Talk about a great attitude, no matter if it’s scorching hot, rain, sleet or snow, mom never complains or never says she doesn’t want to go … she just goes.
She is my poster child for a great attitude … and she is funny.
When we ride down the road together there is no way to predict what’s going to happen, other than something will happen. I call her my Happy Day Maker.
On this particular day, it was anything but happy outside. It was ice cold and damp, so I warmed up the car, and somehow that warmed up mom’s motor-mouth as well.
She was pointing out “naked trees”, telling traffic lights to quit changing all the time, asking … Where are all the cars going? Where was I born? Where did I buy our car? Who is my mom? … all this while clapping her hands and singing her old University of Richmond alma mater. She was one happy 94 year old out for a wild ride. She had no idea where she was going, but was having a great time going there.
When mom is on a roll like this (which is pretty much every day), I’ll ask her a question or two just to stir the pot even more.
All I have to do is pose a question like, “Mom, have you ever had God over for supper?” Her answer without hesitation starts with, “Yes, many times …”
“Mom, have you ever had a pet zebra?”
Not only has she, she taught it English, her zebra graduated with her from University of Richmond (insert mom singing her school’s alma mater at the top of her lungs here).
So, today’s question was just another crazy Tom question.
Me: “Mom, have you ever known a cannibal?”
Mom: “A what?”
Me: “A cannibal. You do know what cannibals are, don’t you?”
Mom: “Yes, everybody knows what cannibals are.”
Me: What are they?
Mom: They are people.
Me: “Well, do you know what these people do?”
Mom: “Yes, I know what they do. Everybody knows what they do.”
Mom: “They talk to each other.”
Me: “Yes, that’s right, but what else do they do?”
Mom: “They go to school.”
Me: “Yep. What else?”
Mom: “I don’t know what else they do. What do they do?”
Me: “Cannibals eat people, mom. That’s what they do. They eat people.”

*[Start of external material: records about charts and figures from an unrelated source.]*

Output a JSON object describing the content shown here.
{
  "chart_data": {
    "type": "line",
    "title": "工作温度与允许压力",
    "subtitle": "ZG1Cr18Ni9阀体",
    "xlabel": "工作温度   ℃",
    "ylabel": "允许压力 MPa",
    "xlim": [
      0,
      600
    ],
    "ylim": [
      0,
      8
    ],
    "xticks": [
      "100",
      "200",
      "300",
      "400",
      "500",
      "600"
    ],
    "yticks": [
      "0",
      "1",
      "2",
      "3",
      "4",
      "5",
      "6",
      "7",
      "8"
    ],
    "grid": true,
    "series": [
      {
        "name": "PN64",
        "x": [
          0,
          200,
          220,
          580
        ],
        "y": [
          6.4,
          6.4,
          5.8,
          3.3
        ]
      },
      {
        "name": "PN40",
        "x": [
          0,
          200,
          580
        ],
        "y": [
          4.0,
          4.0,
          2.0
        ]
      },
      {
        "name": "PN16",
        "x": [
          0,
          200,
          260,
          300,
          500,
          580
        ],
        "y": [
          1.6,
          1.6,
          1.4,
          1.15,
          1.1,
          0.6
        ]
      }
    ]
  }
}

Mom was dead silent for four solid blocks. And, that gave me plenty of time to think about how absurd, yet brilliant, my question was. I mean, this was the very first time one of my crazy questions didn’t conjure up an instant reply. It was the very first time I had left my mom speechless.
So, here we were, riding in our car, with nothing but the sound of tires on pavement to keep me company.
Then, out of nowhere it happened. Three words … that was all it took. Three adamantly stated words … “I — EAT — CHICKEN.”
I laughed so hard tears were running down my face. And, just like that, mom resumed her normal, non-stop, happy day making chatter. I’ll never know if mom knew just how perfect her comedic timing was or if she just knew that there was no way she wanted to be mistaken for a cannibal. One thing is for sure … I have no idea why I asked mom about cannibals but I will remember and recount this morning drive with mom for a long, long time … especially when I — EAT — CHICKEN.